More than 270 participants from 50 countries and 10 international organisations are in Vienna for a Conference on Knowledge Management in Nuclear Facilities.
The conference features an opening policy forum and four thematic sessions focusing on the role of nuclear knowledge management. Areas covered include the safe operation of existing plants, the achievement of gains in economic and operational performance of nuclear facilities, the preservation of existing knowledge and its use in relation to future innovations, and the smooth and effective transfer of knowledge to the next generation.
In his opening statement, Mr. Yuri Sokolov, Deputy Director General and Head of the Department of Nuclear Energy of the IAEA, spoke of the importance of being able to transfer the experience accrued in the nuclear field over the past decades to the next generation.
"Nuclear knowledge has been developed and accumulated over decades of research and development (R&D). Our present generation is the owner and custodian of that body of nuclear knowledge," he said.
But he also warned the audience of the difficulties posed by this task and of the danger of losing invaluable knowledge, especially because of demographic gaps in the professional workforce, in the near future. "Unfortunately, the present status of nuclear knowledge and its management leave much room for improvement. Since nuclear knowledge is unique in many ways, its management requires specific programmes and has specific objectives. Without diligence in managing this knowledge, substantial portions could be lost due to staff retirements and to disuse and disposal associated with changing priorities," he commented.

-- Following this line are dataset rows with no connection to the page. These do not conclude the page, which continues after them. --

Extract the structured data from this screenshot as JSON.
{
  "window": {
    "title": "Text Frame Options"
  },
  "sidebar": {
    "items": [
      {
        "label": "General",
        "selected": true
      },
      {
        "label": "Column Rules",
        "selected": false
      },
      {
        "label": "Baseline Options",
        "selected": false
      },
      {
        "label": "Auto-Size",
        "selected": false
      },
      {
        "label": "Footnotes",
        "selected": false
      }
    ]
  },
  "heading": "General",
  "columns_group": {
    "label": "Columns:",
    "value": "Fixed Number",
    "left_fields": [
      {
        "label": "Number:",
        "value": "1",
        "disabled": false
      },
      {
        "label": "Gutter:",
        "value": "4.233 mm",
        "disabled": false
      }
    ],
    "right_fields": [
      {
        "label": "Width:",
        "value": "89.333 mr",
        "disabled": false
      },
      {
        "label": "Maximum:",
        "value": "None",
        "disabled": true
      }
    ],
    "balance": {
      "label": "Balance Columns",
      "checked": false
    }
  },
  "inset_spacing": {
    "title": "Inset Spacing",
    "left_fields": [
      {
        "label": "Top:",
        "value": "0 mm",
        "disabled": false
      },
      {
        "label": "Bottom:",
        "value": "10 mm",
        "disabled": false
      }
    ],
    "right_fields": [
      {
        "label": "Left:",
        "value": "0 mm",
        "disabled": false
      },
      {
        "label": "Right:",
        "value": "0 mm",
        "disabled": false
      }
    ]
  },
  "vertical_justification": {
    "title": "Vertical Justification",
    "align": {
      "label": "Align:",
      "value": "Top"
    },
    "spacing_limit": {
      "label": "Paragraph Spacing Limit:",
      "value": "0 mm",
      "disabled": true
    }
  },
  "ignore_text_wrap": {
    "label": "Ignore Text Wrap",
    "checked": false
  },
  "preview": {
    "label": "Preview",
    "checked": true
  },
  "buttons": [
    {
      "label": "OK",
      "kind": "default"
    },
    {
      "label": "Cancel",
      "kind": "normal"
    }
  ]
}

In his address, Mr. Tomihiro Taniguchi, Deputy Director General and Head of the Department of Nuclear Safety and Security, also stressed the importance of the human factor in knowledge management for issues relating to nuclear safety and security. "Knowledge management is vitally important for nuclear safety. Not only scientific knowledge, but also practical knowledge based on hands-on experience and international information-sharing are particularly relevant," he said.
He pointed out that transparency, openness and information-sharing are all practices that can contribute positively to the creation of an effective global safety knowledge culture. But, he warned, at a national level safety knowledge can only be achieved through a long, laborious process. "Safety knowledge cannot be acquired by a country, as a readily available commodity. It has to be created and nourished in the country, by the country and for the country," he said.
The International Conference on Knowledge Management in Nuclear Facilities is organized by the IAEA in cooperation with the European Atomic Forum (FORATOM), the European Commission (EC), the Japan Atomic Energy Agency (JAEA), the Nuclear Energy Institute (NEI), the OECD Nuclear Energy Agency (OECD/NEA), the World Nuclear Association (WNA) and the World Nuclear University (WNU).
A total of 145 papers, posters and keynote speeches are to be presented by experts, scientists and officials during the four-day event which is due to close on 21 June.